1 bag veggies + 1/4 lb meat = 1 very large meal - for when I'm really hungry or when I need to get in all my veggie servings at dinner because I didn't eat them earlier in the day.
Sauces I've used, include
Yoshida's Original Gourmet marinade and cooking sauce. Before I began making my own, this was my favorite terriyaki-style stir fry sauce. Delicious, but measure carefully and use sparingly, especially if you're watching sugar.
My own = soy sauce, vietnamese fish sauce, a thin drizzle of sweet soy (a carmelized soy sauce)or hoisin, some fresh or jarred garlic (sorry, no measurements on these, I just add to taste), and sometimes a tablespoon or two of no sugar added fruit spread (apricot from Aldi is my favorite). If I use the fruit spread, I omit the hoisin or sweet soy.

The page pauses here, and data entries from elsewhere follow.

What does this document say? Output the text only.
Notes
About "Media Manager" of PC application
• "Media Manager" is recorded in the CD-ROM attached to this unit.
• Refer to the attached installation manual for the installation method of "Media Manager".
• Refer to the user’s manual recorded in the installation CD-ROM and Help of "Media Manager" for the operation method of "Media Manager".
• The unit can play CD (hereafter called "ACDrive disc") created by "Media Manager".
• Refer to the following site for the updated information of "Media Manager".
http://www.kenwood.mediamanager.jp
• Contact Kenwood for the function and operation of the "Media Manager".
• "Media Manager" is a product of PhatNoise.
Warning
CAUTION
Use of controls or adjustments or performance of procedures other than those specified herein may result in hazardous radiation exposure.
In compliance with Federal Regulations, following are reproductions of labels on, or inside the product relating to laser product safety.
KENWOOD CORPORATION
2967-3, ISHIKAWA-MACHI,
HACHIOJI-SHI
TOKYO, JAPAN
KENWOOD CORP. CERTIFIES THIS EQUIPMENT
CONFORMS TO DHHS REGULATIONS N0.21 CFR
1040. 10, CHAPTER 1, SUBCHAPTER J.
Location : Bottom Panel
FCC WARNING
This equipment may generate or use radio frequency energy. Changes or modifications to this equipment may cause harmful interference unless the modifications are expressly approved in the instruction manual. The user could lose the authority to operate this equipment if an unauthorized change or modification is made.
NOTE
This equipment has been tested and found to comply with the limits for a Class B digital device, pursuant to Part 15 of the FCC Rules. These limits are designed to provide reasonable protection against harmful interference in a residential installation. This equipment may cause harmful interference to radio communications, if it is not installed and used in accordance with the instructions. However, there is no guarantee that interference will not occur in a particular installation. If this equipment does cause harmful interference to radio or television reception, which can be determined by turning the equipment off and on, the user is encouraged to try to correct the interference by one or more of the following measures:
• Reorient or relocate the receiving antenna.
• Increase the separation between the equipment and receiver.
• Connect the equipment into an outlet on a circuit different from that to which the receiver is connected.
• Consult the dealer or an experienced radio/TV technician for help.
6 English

Spaghetti sauce (Aldi spaghetti sauces, because they're cheap and delicious). I usually use pepper and onions (sometimes sold as either fajita blend or pepper and onion stir fry blend) or an "italian blend" (peppers, onions, broad beans). If I have the time, or if I find a good price on bell peppers, I'll saute fresh onions and peppers and saute them in a nonstick pan with the meat before adding the pasta sauce.

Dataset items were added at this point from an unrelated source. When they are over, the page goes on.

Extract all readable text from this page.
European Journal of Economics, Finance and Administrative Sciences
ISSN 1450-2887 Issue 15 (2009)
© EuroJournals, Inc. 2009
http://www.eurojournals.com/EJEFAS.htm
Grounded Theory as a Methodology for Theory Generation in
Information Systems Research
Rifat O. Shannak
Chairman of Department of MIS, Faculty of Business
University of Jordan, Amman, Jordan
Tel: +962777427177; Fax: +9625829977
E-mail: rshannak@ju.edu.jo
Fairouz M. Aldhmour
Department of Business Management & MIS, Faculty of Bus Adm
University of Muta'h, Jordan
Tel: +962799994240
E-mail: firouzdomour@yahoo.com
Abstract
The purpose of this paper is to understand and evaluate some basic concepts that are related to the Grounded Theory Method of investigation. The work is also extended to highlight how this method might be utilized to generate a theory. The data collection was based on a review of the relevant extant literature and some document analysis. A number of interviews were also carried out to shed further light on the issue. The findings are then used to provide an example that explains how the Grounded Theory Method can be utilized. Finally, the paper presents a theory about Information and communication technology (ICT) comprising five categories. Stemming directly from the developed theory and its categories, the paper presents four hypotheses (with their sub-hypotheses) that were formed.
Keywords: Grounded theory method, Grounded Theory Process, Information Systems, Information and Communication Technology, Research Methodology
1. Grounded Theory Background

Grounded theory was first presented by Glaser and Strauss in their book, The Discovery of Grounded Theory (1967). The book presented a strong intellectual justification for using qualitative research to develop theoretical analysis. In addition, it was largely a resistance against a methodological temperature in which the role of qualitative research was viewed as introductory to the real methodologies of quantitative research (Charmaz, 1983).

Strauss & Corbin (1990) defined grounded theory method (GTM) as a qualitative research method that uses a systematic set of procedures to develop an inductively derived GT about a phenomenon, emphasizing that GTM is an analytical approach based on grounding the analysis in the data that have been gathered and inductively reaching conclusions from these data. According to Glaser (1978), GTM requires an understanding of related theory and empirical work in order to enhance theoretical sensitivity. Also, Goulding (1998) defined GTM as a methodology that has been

I've been asked the "secret" to my spaghetti sauce many times - it's Aldi spaghetti sauce (mushroom or original), and half a packet of onion soup mix (Also from Aldi).

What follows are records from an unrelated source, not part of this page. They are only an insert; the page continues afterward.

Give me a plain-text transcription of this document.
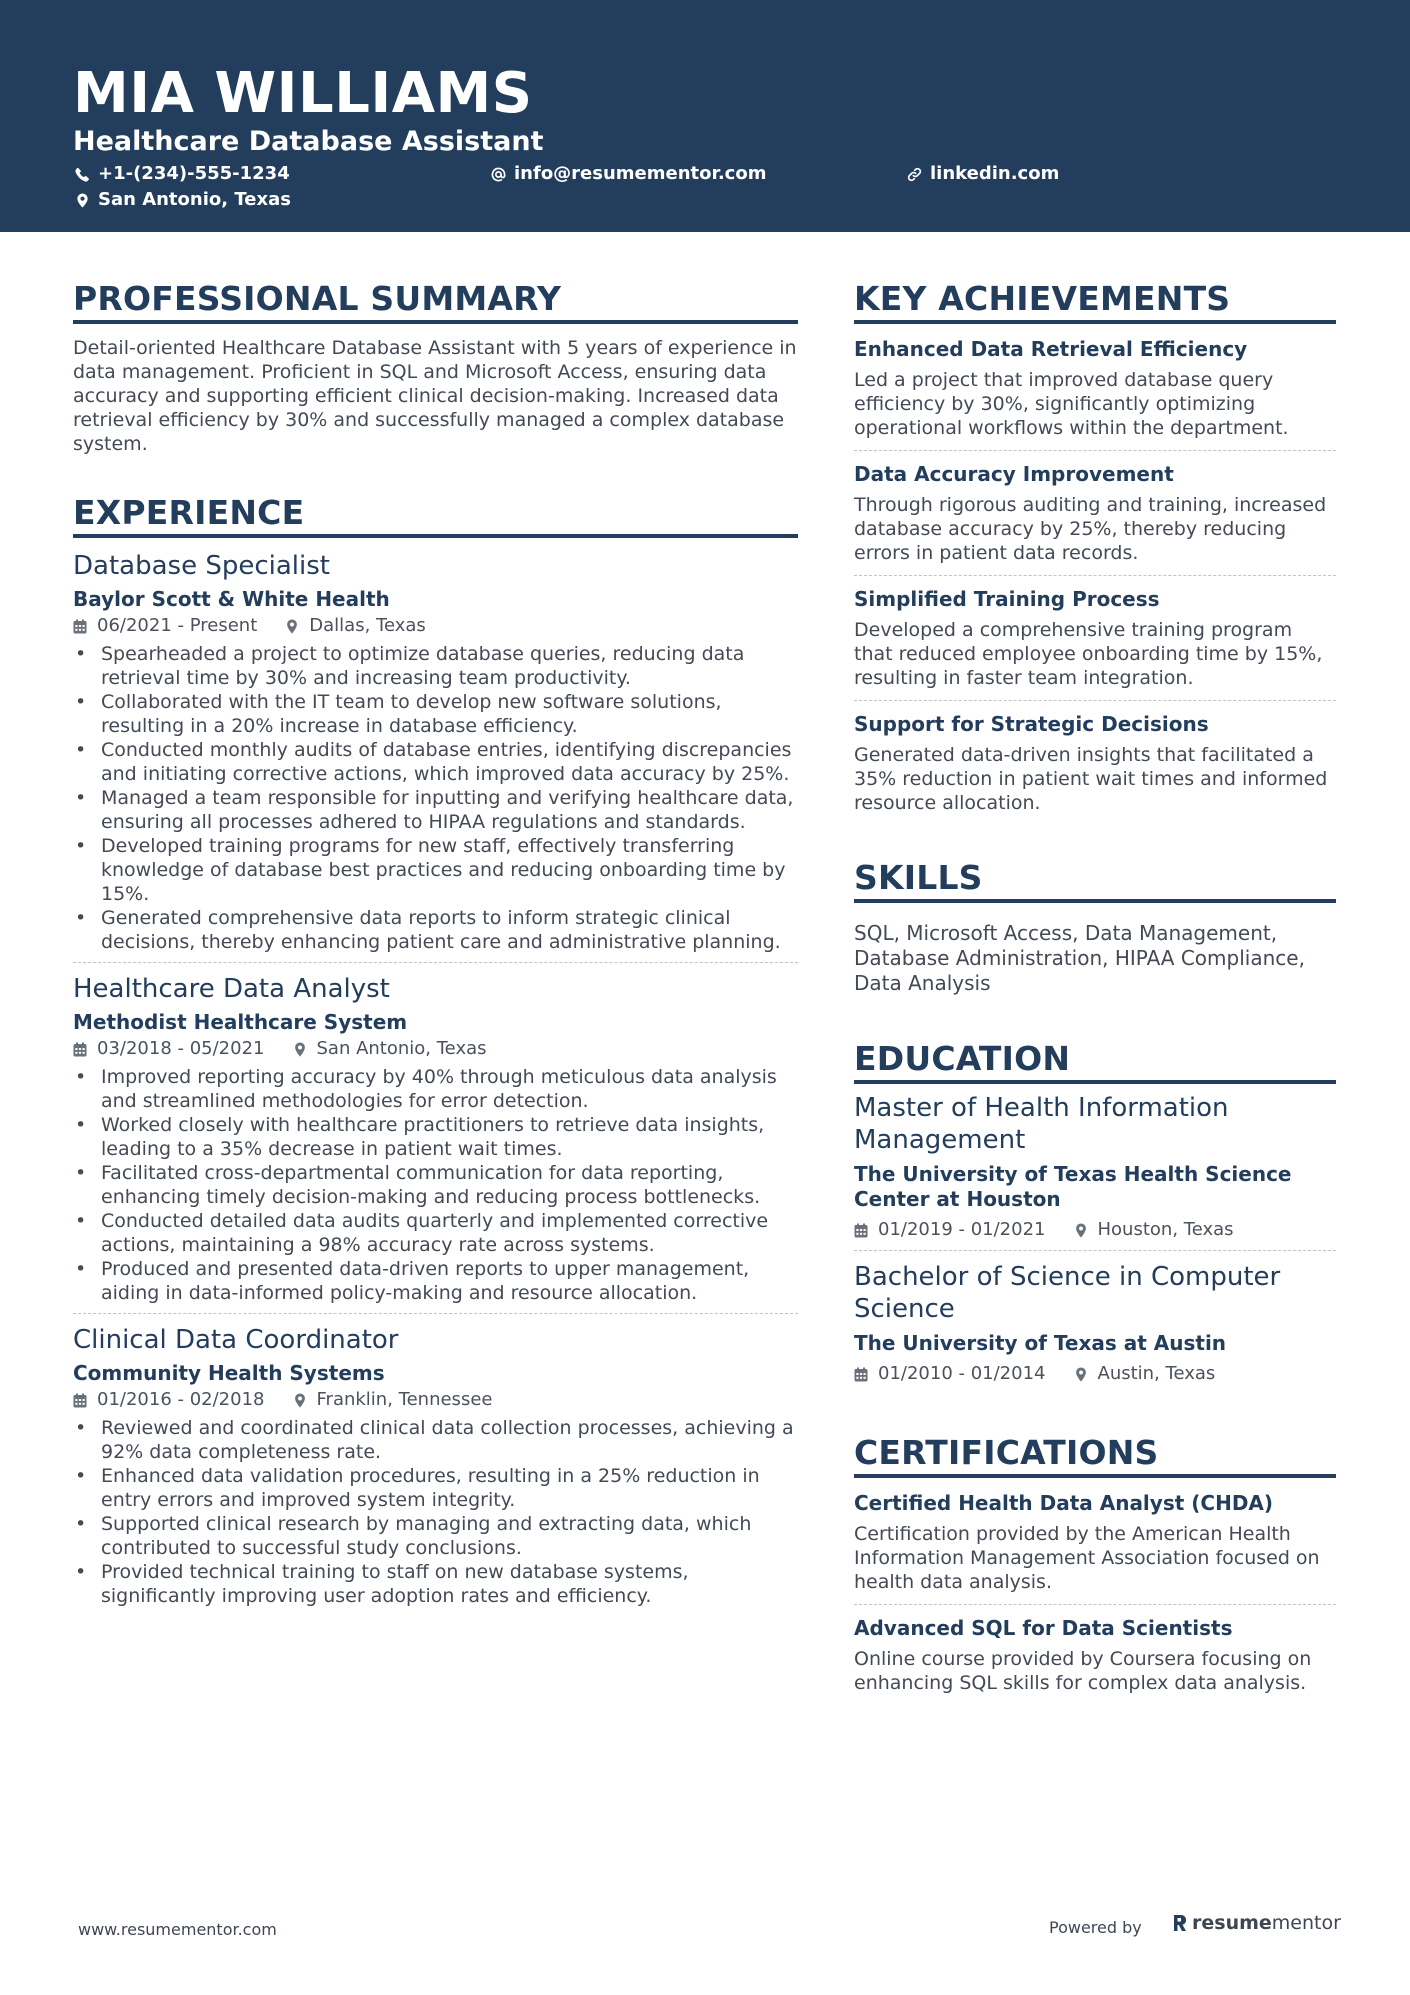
MIA WILLIAMS
Healthcare Database Assistant
+1-(234)-555-1234	info@resumementor.com	linkedin.com
San Antonio, Texas
PROFESSIONAL SUMMARY
Detail-oriented Healthcare Database Assistant with 5 years of experience in data management. Proficient in SQL and Microsoft Access, ensuring data accuracy and supporting efficient clinical decision-making. Increased data retrieval efficiency by 30% and successfully managed a complex database system.
EXPERIENCE
Database Specialist
Baylor Scott & White Health
06/2021 - Present	Dallas, Texas
• Spearheaded a project to optimize database queries, reducing data retrieval time by 30% and increasing team productivity.
• Collaborated with the IT team to develop new software solutions, resulting in a 20% increase in database efficiency.
• Conducted monthly audits of database entries, identifying discrepancies and initiating corrective actions, which improved data accuracy by 25%.
• Managed a team responsible for inputting and verifying healthcare data, ensuring all processes adhered to HIPAA regulations and standards.
• Developed training programs for new staff, effectively transferring knowledge of database best practices and reducing onboarding time by 15%.
• Generated comprehensive data reports to inform strategic clinical decisions, thereby enhancing patient care and administrative planning.
Healthcare Data Analyst
Methodist Healthcare System
03/2018 - 05/2021	San Antonio, Texas
• Improved reporting accuracy by 40% through meticulous data analysis and streamlined methodologies for error detection.
• Worked closely with healthcare practitioners to retrieve data insights, leading to a 35% decrease in patient wait times.
• Facilitated cross-departmental communication for data reporting, enhancing timely decision-making and reducing process bottlenecks.
• Conducted detailed data audits quarterly and implemented corrective actions, maintaining a 98% accuracy rate across systems.
• Produced and presented data-driven reports to upper management, aiding in data-informed policy-making and resource allocation.
Clinical Data Coordinator
Community Health Systems
01/2016 - 02/2018	Franklin, Tennessee
• Reviewed and coordinated clinical data collection processes, achieving a 92% data completeness rate.
• Enhanced data validation procedures, resulting in a 25% reduction in entry errors and improved system integrity.
• Supported clinical research by managing and extracting data, which contributed to successful study conclusions.
• Provided technical training to staff on new database systems, significantly improving user adoption rates and efficiency.
KEY ACHIEVEMENTS
Enhanced Data Retrieval Efficiency
Led a project that improved database query efficiency by 30%, significantly optimizing operational workflows within the department.
Data Accuracy Improvement
Through rigorous auditing and training, increased database accuracy by 25%, thereby reducing errors in patient data records.
Simplified Training Process
Developed a comprehensive training program that reduced employee onboarding time by 15%, resulting in faster team integration.
Support for Strategic Decisions
Generated data-driven insights that facilitated a 35% reduction in patient wait times and informed resource allocation.
SKILLS
SQL, Microsoft Access, Data Management, Database Administration, HIPAA Compliance, Data Analysis
EDUCATION
Master of Health Information Management
The University of Texas Health Science Center at Houston
01/2019 - 01/2021	Houston, Texas
Bachelor of Science in Computer Science
The University of Texas at Austin
01/2010 - 01/2014	Austin, Texas
CERTIFICATIONS
Certified Health Data Analyst (CHDA)
Certification provided by the American Health Information Management Association focused on health data analysis.
Advanced SQL for Data Scientists
Online course provided by Coursera focusing on enhancing SQL skills for complex data analysis.
www.resumementor.com	Powered by	resume mentor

A can of diced tomatoes with green chilies makes a great sauce (with or without other seasonings).
Diced tomatoes come in several preseasoned flavors (for example Delmonte)
Fajita seasoning mix or ranch dressing powder make a nice dry seasoning mix. About half a packet.
Bottled salad dressing, such as italian or sesame ginger. Usually these need to be balanced with a bit of sweetener (sherry, sugar, splenda, fruit spread...)
A can of cream of anything soup. Cream of mushroom and a bit of sour cream makes a nice stroganoff flavor.
Soup or boillon cube plus 1/2 c water.
Progresso soups make a simmering sauce that is really good. I think it's called soup and recipe starter or something like that. They're really good, but any cream or tomato soup works just as well.
Sloppy joe sauce or barbecue sauce.
My favorite "sloppy joe" recipe 1 lb lean ground meat + 1 pkg coleslaw cut cabbage or several cups of finely shredded cabbage + sloppy joe sauce (It is hard to find low sugar sauces, so I don't make this too often. I'm experimenting to make my own, but haven't come up with one I really like, yet).